Это были годы, когда в юную душу неудержимо врываются «все впечатленья бытия», когда горячо бьется сердце и от прочитанной книги, и от звучащей мелодии, и от первого дыхания весны, и от мечты о будущем. Это «общее веселие молодой жизни», замечает К. С. Аксаков в своей статье «Воспоминание студенчества», было первым мотивом студенческой жизни.
В те годы Иван Гончаров, как и вся университетская молодежь, отдал дань юношеской романтике. Но романтические настроения среди молодежи были разными. Юношеская романтика Герцена и Огарева была одухотворена идеалами «гражданской нравственности». Она ярко выразилась в их «аннибаловой клятве» на Воробьевых горах.

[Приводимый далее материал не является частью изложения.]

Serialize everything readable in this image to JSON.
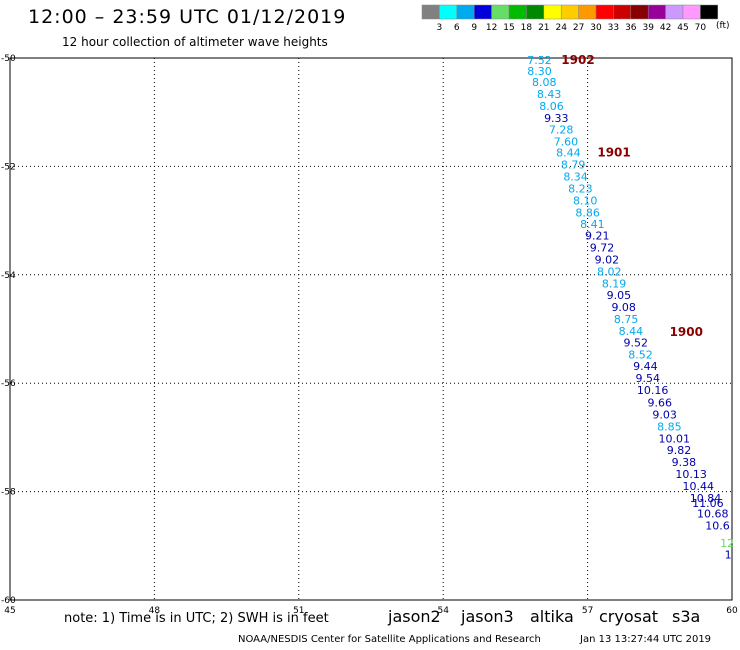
{
  "header": {
    "title": "12:00 – 23:59 UTC 01/12/2019",
    "subtitle": "12 hour collection of altimeter wave heights"
  },
  "color_scale": {
    "unit": "(ft)",
    "bins": [
      {
        "label": "3",
        "color": "#808080"
      },
      {
        "label": "6",
        "color": "#00ffff"
      },
      {
        "label": "9",
        "color": "#00aaee"
      },
      {
        "label": "12",
        "color": "#0000dd"
      },
      {
        "label": "15",
        "color": "#66dd66"
      },
      {
        "label": "18",
        "color": "#00bb00"
      },
      {
        "label": "21",
        "color": "#008800"
      },
      {
        "label": "24",
        "color": "#ffff00"
      },
      {
        "label": "27",
        "color": "#ffcc00"
      },
      {
        "label": "30",
        "color": "#ff9900"
      },
      {
        "label": "33",
        "color": "#ff0000"
      },
      {
        "label": "36",
        "color": "#cc0000"
      },
      {
        "label": "39",
        "color": "#880000"
      },
      {
        "label": "42",
        "color": "#990099"
      },
      {
        "label": "45",
        "color": "#cc99ff"
      },
      {
        "label": "70",
        "color": "#ff99ff"
      },
      {
        "label": "",
        "color": "#000000"
      }
    ]
  },
  "chart_data": {
    "type": "scatter",
    "xlim": [
      45,
      60
    ],
    "ylim": [
      -60,
      -50
    ],
    "x_ticks": [
      45,
      48,
      51,
      54,
      57,
      60
    ],
    "y_ticks": [
      -50,
      -52,
      -54,
      -56,
      -58,
      -60
    ],
    "grid": true,
    "points": [
      {
        "x": 56.0,
        "y": -50.11,
        "label": "7.52",
        "color": "#00aaee"
      },
      {
        "x": 56.0,
        "y": -50.31,
        "label": "8.30",
        "color": "#00aaee"
      },
      {
        "x": 56.1,
        "y": -50.52,
        "label": "8.08",
        "color": "#00aaee"
      },
      {
        "x": 56.2,
        "y": -50.74,
        "label": "8.43",
        "color": "#00aaee"
      },
      {
        "x": 56.25,
        "y": -50.96,
        "label": "8.06",
        "color": "#00aaee"
      },
      {
        "x": 56.35,
        "y": -51.18,
        "label": "9.33",
        "color": "#0000aa"
      },
      {
        "x": 56.45,
        "y": -51.39,
        "label": "7.28",
        "color": "#00aaee"
      },
      {
        "x": 56.55,
        "y": -51.61,
        "label": "7.60",
        "color": "#00aaee"
      },
      {
        "x": 56.6,
        "y": -51.82,
        "label": "8.44",
        "color": "#00aaee"
      },
      {
        "x": 56.7,
        "y": -52.04,
        "label": "8.79",
        "color": "#00aaee"
      },
      {
        "x": 56.75,
        "y": -52.26,
        "label": "8.34",
        "color": "#00aaee"
      },
      {
        "x": 56.85,
        "y": -52.48,
        "label": "8.23",
        "color": "#00aaee"
      },
      {
        "x": 56.95,
        "y": -52.7,
        "label": "8.10",
        "color": "#00aaee"
      },
      {
        "x": 57.0,
        "y": -52.92,
        "label": "8.86",
        "color": "#00aaee"
      },
      {
        "x": 57.1,
        "y": -53.14,
        "label": "8.41",
        "color": "#00aaee"
      },
      {
        "x": 57.2,
        "y": -53.35,
        "label": "9.21",
        "color": "#0000aa"
      },
      {
        "x": 57.3,
        "y": -53.57,
        "label": "9.72",
        "color": "#0000aa"
      },
      {
        "x": 57.4,
        "y": -53.79,
        "label": "9.02",
        "color": "#0000aa"
      },
      {
        "x": 57.45,
        "y": -54.01,
        "label": "8.02",
        "color": "#00aaee"
      },
      {
        "x": 57.55,
        "y": -54.23,
        "label": "8.19",
        "color": "#00aaee"
      },
      {
        "x": 57.65,
        "y": -54.45,
        "label": "9.05",
        "color": "#0000aa"
      },
      {
        "x": 57.75,
        "y": -54.67,
        "label": "9.08",
        "color": "#0000aa"
      },
      {
        "x": 57.8,
        "y": -54.89,
        "label": "8.75",
        "color": "#00aaee"
      },
      {
        "x": 57.9,
        "y": -55.11,
        "label": "8.44",
        "color": "#00aaee"
      },
      {
        "x": 58.0,
        "y": -55.32,
        "label": "9.52",
        "color": "#0000aa"
      },
      {
        "x": 58.1,
        "y": -55.54,
        "label": "8.52",
        "color": "#00aaee"
      },
      {
        "x": 58.2,
        "y": -55.76,
        "label": "9.44",
        "color": "#0000aa"
      },
      {
        "x": 58.25,
        "y": -55.98,
        "label": "9.54",
        "color": "#0000aa"
      },
      {
        "x": 58.35,
        "y": -56.2,
        "label": "10.16",
        "color": "#0000aa"
      },
      {
        "x": 58.5,
        "y": -56.43,
        "label": "9.66",
        "color": "#0000aa"
      },
      {
        "x": 58.6,
        "y": -56.65,
        "label": "9.03",
        "color": "#0000aa"
      },
      {
        "x": 58.7,
        "y": -56.87,
        "label": "8.85",
        "color": "#00aaee"
      },
      {
        "x": 58.8,
        "y": -57.09,
        "label": "10.01",
        "color": "#0000aa"
      },
      {
        "x": 58.9,
        "y": -57.31,
        "label": "9.82",
        "color": "#0000aa"
      },
      {
        "x": 59.0,
        "y": -57.53,
        "label": "9.38",
        "color": "#0000aa"
      },
      {
        "x": 59.15,
        "y": -57.75,
        "label": "10.13",
        "color": "#0000aa"
      },
      {
        "x": 59.3,
        "y": -57.97,
        "label": "10.44",
        "color": "#0000aa"
      },
      {
        "x": 59.45,
        "y": -58.19,
        "label": "10.84",
        "color": "#0000aa"
      },
      {
        "x": 59.5,
        "y": -58.28,
        "label": "11.06",
        "color": "#0000aa"
      },
      {
        "x": 59.6,
        "y": -58.48,
        "label": "10.68",
        "color": "#0000aa"
      },
      {
        "x": 59.7,
        "y": -58.7,
        "label": "10.6",
        "color": "#0000aa"
      },
      {
        "x": 59.9,
        "y": -59.02,
        "label": "12",
        "color": "#66dd66"
      },
      {
        "x": 59.92,
        "y": -59.23,
        "label": "1",
        "color": "#0000aa"
      }
    ],
    "time_annotations": [
      {
        "x": 56.8,
        "y": -50.11,
        "label": "1902",
        "color": "#880000"
      },
      {
        "x": 57.55,
        "y": -51.82,
        "label": "1901",
        "color": "#880000"
      },
      {
        "x": 59.05,
        "y": -55.13,
        "label": "1900",
        "color": "#880000"
      }
    ]
  },
  "footer": {
    "note": "note:  1) Time is in UTC;  2) SWH is in feet",
    "satellites": [
      {
        "name": "jason2",
        "color": "#1515cc"
      },
      {
        "name": "jason3",
        "color": "#119911"
      },
      {
        "name": "altika",
        "color": "#ff8800"
      },
      {
        "name": "cryosat",
        "color": "#cc0000"
      },
      {
        "name": "s3a",
        "color": "#990000"
      }
    ],
    "credit": "NOAA/NESDIS Center for Satellite Applications and Research",
    "timestamp": "Jan 13 13:27:44 UTC 2019"
  }
}
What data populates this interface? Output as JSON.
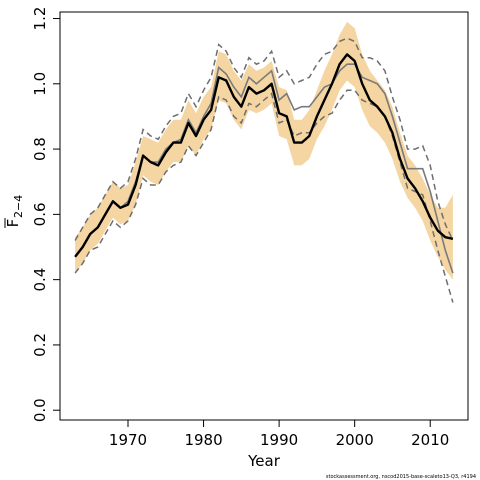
{
  "chart_data": {
    "type": "line",
    "xlabel": "Year",
    "ylabel_main": "F",
    "ylabel_sub": "2−4",
    "xlim": [
      1961,
      2015
    ],
    "ylim": [
      -0.03,
      1.22
    ],
    "x_ticks": [
      1970,
      1980,
      1990,
      2000,
      2010
    ],
    "x_tick_labels": [
      "1970",
      "1980",
      "1990",
      "2000",
      "2010"
    ],
    "y_ticks": [
      0.0,
      0.2,
      0.4,
      0.6,
      0.8,
      1.0,
      1.2
    ],
    "y_tick_labels": [
      "0.0",
      "0.2",
      "0.4",
      "0.6",
      "0.8",
      "1.0",
      "1.2"
    ],
    "footnote": "stockassessment.org, nscod2015-base-scaleto13-Q3, r4194",
    "colors": {
      "band": "#f5d6a2",
      "estimate": "#000000",
      "alternative": "#7a7a7a",
      "alt_bounds": "#6e6e6e"
    },
    "x": [
      1963,
      1964,
      1965,
      1966,
      1967,
      1968,
      1969,
      1970,
      1971,
      1972,
      1973,
      1974,
      1975,
      1976,
      1977,
      1978,
      1979,
      1980,
      1981,
      1982,
      1983,
      1984,
      1985,
      1986,
      1987,
      1988,
      1989,
      1990,
      1991,
      1992,
      1993,
      1994,
      1995,
      1996,
      1997,
      1998,
      1999,
      2000,
      2001,
      2002,
      2003,
      2004,
      2005,
      2006,
      2007,
      2008,
      2009,
      2010,
      2011,
      2012,
      2013
    ],
    "series": [
      {
        "name": "",
        "role": "estimate",
        "values": [
          0.47,
          0.5,
          0.54,
          0.56,
          0.6,
          0.64,
          0.62,
          0.63,
          0.69,
          0.78,
          0.76,
          0.75,
          0.79,
          0.82,
          0.82,
          0.88,
          0.84,
          0.89,
          0.92,
          1.02,
          1.01,
          0.96,
          0.93,
          0.99,
          0.97,
          0.98,
          1.0,
          0.91,
          0.9,
          0.82,
          0.82,
          0.84,
          0.9,
          0.95,
          1.0,
          1.06,
          1.09,
          1.07,
          1.0,
          0.95,
          0.93,
          0.9,
          0.85,
          0.77,
          0.71,
          0.68,
          0.64,
          0.59,
          0.55,
          0.53,
          0.525
        ]
      },
      {
        "name": "",
        "role": "band_upper",
        "values": [
          0.53,
          0.56,
          0.6,
          0.62,
          0.66,
          0.7,
          0.68,
          0.69,
          0.76,
          0.84,
          0.83,
          0.82,
          0.86,
          0.89,
          0.89,
          0.95,
          0.91,
          0.96,
          0.99,
          1.1,
          1.09,
          1.04,
          1.01,
          1.06,
          1.04,
          1.05,
          1.07,
          0.99,
          0.98,
          0.89,
          0.89,
          0.92,
          0.98,
          1.04,
          1.09,
          1.15,
          1.19,
          1.17,
          1.09,
          1.04,
          1.01,
          0.98,
          0.93,
          0.85,
          0.78,
          0.75,
          0.71,
          0.66,
          0.62,
          0.62,
          0.66
        ]
      },
      {
        "name": "",
        "role": "band_lower",
        "values": [
          0.42,
          0.45,
          0.49,
          0.51,
          0.55,
          0.59,
          0.57,
          0.58,
          0.63,
          0.72,
          0.7,
          0.69,
          0.73,
          0.76,
          0.76,
          0.81,
          0.78,
          0.83,
          0.86,
          0.95,
          0.94,
          0.89,
          0.86,
          0.92,
          0.91,
          0.92,
          0.94,
          0.84,
          0.83,
          0.75,
          0.75,
          0.77,
          0.83,
          0.87,
          0.92,
          0.98,
          1.01,
          0.99,
          0.92,
          0.87,
          0.85,
          0.82,
          0.77,
          0.7,
          0.65,
          0.62,
          0.58,
          0.52,
          0.47,
          0.43,
          0.4
        ]
      },
      {
        "name": "",
        "role": "alternative",
        "values": [
          0.47,
          0.5,
          0.54,
          0.56,
          0.6,
          0.64,
          0.62,
          0.64,
          0.7,
          0.78,
          0.76,
          0.76,
          0.8,
          0.82,
          0.83,
          0.89,
          0.85,
          0.9,
          0.94,
          1.05,
          1.03,
          0.99,
          0.96,
          1.02,
          1.0,
          1.02,
          1.04,
          0.95,
          0.97,
          0.92,
          0.93,
          0.93,
          0.96,
          0.99,
          1.0,
          1.04,
          1.06,
          1.06,
          1.02,
          1.01,
          1.0,
          0.97,
          0.9,
          0.82,
          0.74,
          0.74,
          0.74,
          0.67,
          0.58,
          0.49,
          0.42
        ]
      },
      {
        "name": "",
        "role": "alt_upper",
        "values": [
          0.52,
          0.56,
          0.6,
          0.62,
          0.66,
          0.7,
          0.68,
          0.7,
          0.77,
          0.86,
          0.84,
          0.83,
          0.87,
          0.9,
          0.91,
          0.97,
          0.93,
          0.98,
          1.02,
          1.12,
          1.1,
          1.05,
          1.02,
          1.08,
          1.06,
          1.07,
          1.1,
          1.02,
          1.04,
          1.0,
          1.01,
          1.02,
          1.06,
          1.09,
          1.1,
          1.13,
          1.14,
          1.13,
          1.08,
          1.08,
          1.07,
          1.04,
          0.96,
          0.89,
          0.8,
          0.8,
          0.81,
          0.75,
          0.64,
          0.57,
          0.52
        ]
      },
      {
        "name": "",
        "role": "alt_lower",
        "values": [
          0.42,
          0.45,
          0.49,
          0.5,
          0.54,
          0.58,
          0.56,
          0.58,
          0.63,
          0.71,
          0.69,
          0.69,
          0.73,
          0.75,
          0.76,
          0.81,
          0.78,
          0.82,
          0.86,
          0.96,
          0.95,
          0.9,
          0.88,
          0.94,
          0.93,
          0.95,
          0.97,
          0.88,
          0.89,
          0.84,
          0.85,
          0.85,
          0.88,
          0.9,
          0.91,
          0.95,
          0.98,
          0.98,
          0.95,
          0.94,
          0.93,
          0.9,
          0.84,
          0.76,
          0.68,
          0.67,
          0.66,
          0.58,
          0.49,
          0.41,
          0.33
        ]
      }
    ]
  }
}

Не мало в те годы встречалось и таких юношей из дворянской среды, романтика которых была в полном разладе с жизнью. В ней было много искусственного, напускного — преувеличенных чувств. То они «неиствовали», впадая в восторги любви и мечты, то падали духом: их охватывал «вертеризм», вялость чувств, сентиментализм. Эта разновидность реакционной романтики ярко представлена в типе Александра Адуева из «Обыкновенной истории».
Юношеская романтика Ивана Гончарова не была проникнута столь сильно гражданским пафосом, как у Герцена и Огарева. Но она и не была отвлеченной или беспредметной. Ей был присущ определенный общественный пафос. В юном уме зрело понятие о своем общественном долге — и не только «во имя науки», поисков «высшей истины». Его манили вдаль не отвлеченные мечты, а идеи добра, просвещения, справедливости.
В часы досуга Гончаров много читал, переводил с иностранных языков — ради интереса и практики. Все чаще его охватывала жажда писать, быстро, много, упоенно. Кипела фантазия, образы и слова просились на бумагу. Это были неведомые миру плоды юной творческой фантазии, тайные пробы пера.
Он просиживал часами в университетской библиотеке. Или шел к Китайгородской стене рыться у букинистов (в Москве их тогда было множество).
Но страстное влечение к науке, к книге не уводило юношу от радостей жизни, не засушило его. Он в молодости был молод.